On the measurement of ecological novelty: scale-eating pupfish are separated by 168 my from other scale-eating fishes

Abstract

The colonization of new adaptive zones is widely recognized as one of the hallmarks of adaptive radiation. However, the adoption of novel resources during this process is rarely distinguished from phenotypic change because morphology is a common proxy for ecology. How can we quantify ecological novelty independent of phenotype? Our study is split into two parts: we first document a remarkable example of ecological novelty, scale-eating (lepidophagy), within a rapidly-evolving adaptive radiation of Cyprinodon pupfishes on San Salvador Island, Bahamas. This specialized predatory niche is known in several other fish groups, but is not found elsewhere among the 1,500 species of atherinomorphs. Second, we quantify this ecological novelty by measuring the time-calibrated phylogenetic distance in years to the most closely-related species with convergent ecology. We find that scale-eating pupfish are separated by 168 million years of evolution from the nearest scale-eating fish. We apply this approach to a variety of examples and highlight the frequent decoupling of ecological novelty from phenotypic divergence. We observe that novel ecology is not always tightly correlated with rates of phenotypic or species diversification, particularly within recent adaptive radiations, necessitating the use of additional measures of ecological novelty independent of phenotype.

Figure 1. Illustration of the phylogenetic novelty index applied to scale-eating in Cyprinodon sp. ‘bulldog’.

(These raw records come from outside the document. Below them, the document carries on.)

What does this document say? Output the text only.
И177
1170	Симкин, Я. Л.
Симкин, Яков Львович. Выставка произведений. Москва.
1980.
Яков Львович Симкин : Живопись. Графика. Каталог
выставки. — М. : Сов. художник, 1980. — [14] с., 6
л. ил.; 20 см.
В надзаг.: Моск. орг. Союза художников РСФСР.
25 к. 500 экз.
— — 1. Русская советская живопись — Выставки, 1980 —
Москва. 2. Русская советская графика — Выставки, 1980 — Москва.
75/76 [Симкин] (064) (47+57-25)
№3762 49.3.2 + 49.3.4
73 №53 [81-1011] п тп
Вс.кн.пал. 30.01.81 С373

The most closely related species with convergent ecology are a clade of scale-eating cichlids from Lake Tanganyika, Perissodus spp. A simplified cladogram connecting these groups is illustrated with numbers at tips corresponding to the number of scale-eating (black) and non-scale-eating (red) species within the Cyprinodon and Tanganyikan haplochromine clades (note that thousands of additional outgroup species have been pruned and these species numbers are not presented). Phylogenetic novelty index (indicated by the green line; 168 million years in Table 3) is calculated from twice the divergence time (t) minus the estimated origin of scale-eating in each clade (a and b). The stem age of the Perissodus clade is used as a conservative estimate of the origin of scale-eating (b). Note that the phylogenetic novelty index is not the same if applied to scale-eating cichlids (Table 3), which have repeatedly colonized this niche within each Great Lake radiation. Also note the aggressive mimicry in Perissodus straelini and the crypsis of female Cyprinodon sp. ‘bulldog’. Photo credits: Jennifer O. Reynolds, Tony Terceira.

Figure 2. Diets of Cyprinodon sp. ‘bulldog’ (red), C. sp. ‘durophage’ (green), and C. sp. ‘normal’ (blue) in two hypersaline lakes on San Salvador Island, Bahamas.

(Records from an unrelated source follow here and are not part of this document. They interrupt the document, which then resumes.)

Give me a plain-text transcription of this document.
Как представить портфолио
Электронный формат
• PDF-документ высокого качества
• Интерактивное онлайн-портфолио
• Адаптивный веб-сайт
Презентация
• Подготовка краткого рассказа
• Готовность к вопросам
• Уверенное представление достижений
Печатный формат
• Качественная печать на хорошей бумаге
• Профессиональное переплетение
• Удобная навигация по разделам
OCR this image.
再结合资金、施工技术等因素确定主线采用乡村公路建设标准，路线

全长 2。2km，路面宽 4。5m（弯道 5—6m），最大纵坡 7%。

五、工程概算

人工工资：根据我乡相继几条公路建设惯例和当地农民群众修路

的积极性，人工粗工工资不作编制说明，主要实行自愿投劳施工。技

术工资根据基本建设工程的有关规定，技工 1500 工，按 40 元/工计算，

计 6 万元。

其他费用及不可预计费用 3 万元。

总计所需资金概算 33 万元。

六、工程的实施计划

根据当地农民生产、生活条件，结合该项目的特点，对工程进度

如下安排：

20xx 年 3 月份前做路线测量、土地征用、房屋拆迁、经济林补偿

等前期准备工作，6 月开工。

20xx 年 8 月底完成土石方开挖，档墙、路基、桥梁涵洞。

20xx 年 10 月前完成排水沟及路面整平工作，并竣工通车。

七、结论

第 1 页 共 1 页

a,b) Proportion of scales (mean ± SE) in stomach contents of each species in a) Crescent Pond and b) Little Lake populations. c,d) Relative trophic position (δ¹⁵N: mean ± SE) of each species from samples collected in March (first bar) and July (second bar) in a) Crescent Pond and b) Little Lake populations. Multiple samples of ‘bulldog’ and ‘durophage’ were not available in March in Little Lake.